Voltando ao papel das mulheres na ópera, há cenários que me dão menos esperanças. Por vezes, é impossível não enxergar o sexismo na ópera. Já no finalzinho dos anos 1970, Catherine Clément presenteou o mundo com um livro que no Brasil traduziu-se como “Ópera ou a derrota da mulheres”. Orgulhosamente feminista, mostrava como em grande parte do repertório lírico tradicional, as mulheres não tinham um final exatamente feliz. Quanto mais transgressora e forte era sua feminilidade, pior o destino — que invariavelmente passava por loucura, suicídio ou, pior, feminicídio. Veladas punições da sociedade para quem se rebela contra os códigos. Tão preocupada em mostrar sua atualidade, a ópera discute muito lentamente o tema propondo visões em que Carmen não se deixa assassinar por Don José ou em que A Flauta Mágica termina com Pamina rebelando-se contra uma clara opressão de um modelo patriarcal (e racista), e optando por voltar para os braços da mãe, a Rainha da Noite (essa foi a minha versão da obra, que encenei em São Paulo no ano de 2017).
Esse ‘outro olhar’ incomoda os cânones da ópera de repertório.

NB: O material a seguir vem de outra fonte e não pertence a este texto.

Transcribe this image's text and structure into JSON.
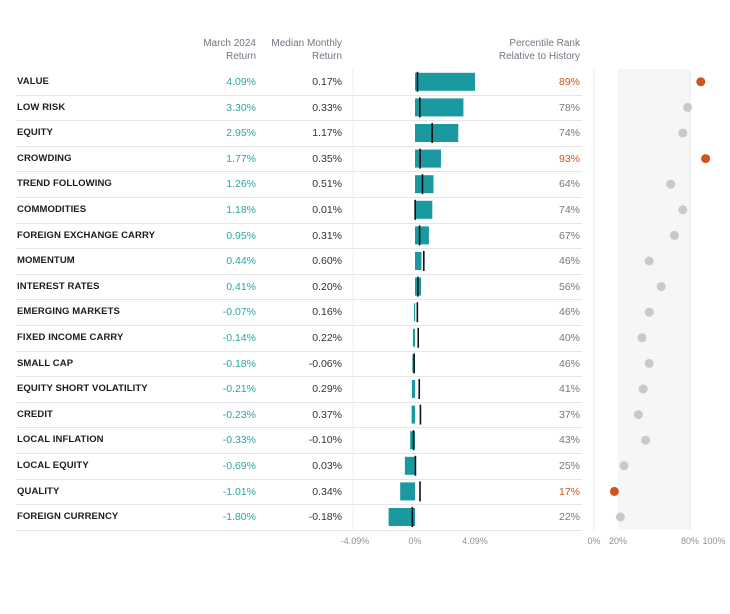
{
  "headers": {
    "march_line1": "March 2024",
    "march_line2": "Return",
    "median_line1": "Median Monthly",
    "median_line2": "Return",
    "pct_line1": "Percentile Rank",
    "pct_line2": "Relative to History"
  },
  "colors": {
    "teal": "#1a9aa0",
    "orange": "#d2541c",
    "grey_dot": "#c8c9cb",
    "text_teal": "#2aa5a5"
  },
  "chart_data": {
    "type": "table",
    "title": "",
    "bar_axis": {
      "min": -4.09,
      "max": 4.09,
      "ticks": [
        "-4.09%",
        "0%",
        "4.09%"
      ]
    },
    "percentile_axis": {
      "min": 0,
      "max": 100,
      "ticks": [
        "0%",
        "20%",
        "80%",
        "100%"
      ],
      "shaded_range": [
        20,
        80
      ]
    },
    "rows": [
      {
        "name": "VALUE",
        "return": 4.09,
        "return_label": "4.09%",
        "median": 0.17,
        "median_label": "0.17%",
        "percentile": 89,
        "percentile_label": "89%",
        "highlight": true
      },
      {
        "name": "LOW RISK",
        "return": 3.3,
        "return_label": "3.30%",
        "median": 0.33,
        "median_label": "0.33%",
        "percentile": 78,
        "percentile_label": "78%",
        "highlight": false
      },
      {
        "name": "EQUITY",
        "return": 2.95,
        "return_label": "2.95%",
        "median": 1.17,
        "median_label": "1.17%",
        "percentile": 74,
        "percentile_label": "74%",
        "highlight": false
      },
      {
        "name": "CROWDING",
        "return": 1.77,
        "return_label": "1.77%",
        "median": 0.35,
        "median_label": "0.35%",
        "percentile": 93,
        "percentile_label": "93%",
        "highlight": true
      },
      {
        "name": "TREND FOLLOWING",
        "return": 1.26,
        "return_label": "1.26%",
        "median": 0.51,
        "median_label": "0.51%",
        "percentile": 64,
        "percentile_label": "64%",
        "highlight": false
      },
      {
        "name": "COMMODITIES",
        "return": 1.18,
        "return_label": "1.18%",
        "median": 0.01,
        "median_label": "0.01%",
        "percentile": 74,
        "percentile_label": "74%",
        "highlight": false
      },
      {
        "name": "FOREIGN EXCHANGE CARRY",
        "return": 0.95,
        "return_label": "0.95%",
        "median": 0.31,
        "median_label": "0.31%",
        "percentile": 67,
        "percentile_label": "67%",
        "highlight": false
      },
      {
        "name": "MOMENTUM",
        "return": 0.44,
        "return_label": "0.44%",
        "median": 0.6,
        "median_label": "0.60%",
        "percentile": 46,
        "percentile_label": "46%",
        "highlight": false
      },
      {
        "name": "INTEREST RATES",
        "return": 0.41,
        "return_label": "0.41%",
        "median": 0.2,
        "median_label": "0.20%",
        "percentile": 56,
        "percentile_label": "56%",
        "highlight": false
      },
      {
        "name": "EMERGING MARKETS",
        "return": -0.07,
        "return_label": "-0.07%",
        "median": 0.16,
        "median_label": "0.16%",
        "percentile": 46,
        "percentile_label": "46%",
        "highlight": false
      },
      {
        "name": "FIXED INCOME CARRY",
        "return": -0.14,
        "return_label": "-0.14%",
        "median": 0.22,
        "median_label": "0.22%",
        "percentile": 40,
        "percentile_label": "40%",
        "highlight": false
      },
      {
        "name": "SMALL CAP",
        "return": -0.18,
        "return_label": "-0.18%",
        "median": -0.06,
        "median_label": "-0.06%",
        "percentile": 46,
        "percentile_label": "46%",
        "highlight": false
      },
      {
        "name": "EQUITY SHORT VOLATILITY",
        "return": -0.21,
        "return_label": "-0.21%",
        "median": 0.29,
        "median_label": "0.29%",
        "percentile": 41,
        "percentile_label": "41%",
        "highlight": false
      },
      {
        "name": "CREDIT",
        "return": -0.23,
        "return_label": "-0.23%",
        "median": 0.37,
        "median_label": "0.37%",
        "percentile": 37,
        "percentile_label": "37%",
        "highlight": false
      },
      {
        "name": "LOCAL INFLATION",
        "return": -0.33,
        "return_label": "-0.33%",
        "median": -0.1,
        "median_label": "-0.10%",
        "percentile": 43,
        "percentile_label": "43%",
        "highlight": false
      },
      {
        "name": "LOCAL EQUITY",
        "return": -0.69,
        "return_label": "-0.69%",
        "median": 0.03,
        "median_label": "0.03%",
        "percentile": 25,
        "percentile_label": "25%",
        "highlight": false
      },
      {
        "name": "QUALITY",
        "return": -1.01,
        "return_label": "-1.01%",
        "median": 0.34,
        "median_label": "0.34%",
        "percentile": 17,
        "percentile_label": "17%",
        "highlight": true
      },
      {
        "name": "FOREIGN CURRENCY",
        "return": -1.8,
        "return_label": "-1.80%",
        "median": -0.18,
        "median_label": "-0.18%",
        "percentile": 22,
        "percentile_label": "22%",
        "highlight": false
      }
    ]
  }
}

Curiosamente, na vida real da industria da ópera (e possivelmente também do teatro e outras artes) a liberdade feminina muitas vezes é taxada de um suposto “não dar-se ao respeito.” Uma cantora lírica que poste fotos suas mais sensuais, ainda que contra luz e vestida, ou aquela que se deixa fotografar fazendo um “pole-dancing” é julgada profissionalmente pelo que seria um comportamento moral adequado “Assim ela não pode querer que os maestros a respeitem”. Como assim? E o que tem uma coisa com a outra? O jogador de futebol que se deixar filmar numa orgia bem ‘comprometedora’, deixará de ser respeitado e ficará de fora da seleção? O que ele ou ela fazem entre quatro paredes não pode afetar o julgamento de sua capacidade profissional. Pior é pensar que outro, suspeito de um crime hediondo de feminicídio, periga virar série de TV. A sociedade tolera e aceita, como aceitamos há um século o antisemitismo de Wagner ou a forma torpe com que o grande Puccini tratava as mulheres, levando ao suicídio de uma empregada. Não ‘esquentamos’ com o absurdo que é isso mas permitimos que a cantora seja julgada, des-respeitada? O problema está nela? Não. Quem não se dá ao respeito é que vê problema nisso e altera seu julgamento profissional. Bem-vindos a ópera do século XXI.
“Agora não é tempo de andar / É tempo de correr, e voar sem parar
Agora não é tempo de tropeços / É tempo de pureza e finura.
Agora não é tempo de murmúrios / É tmepo de inventar, e agir sem indúcias.”
in Poema do Futuro de Armando Arthur.
André Heller-Lopes,
Diretor de óperas e Professor da Escola de Música da UFRJ.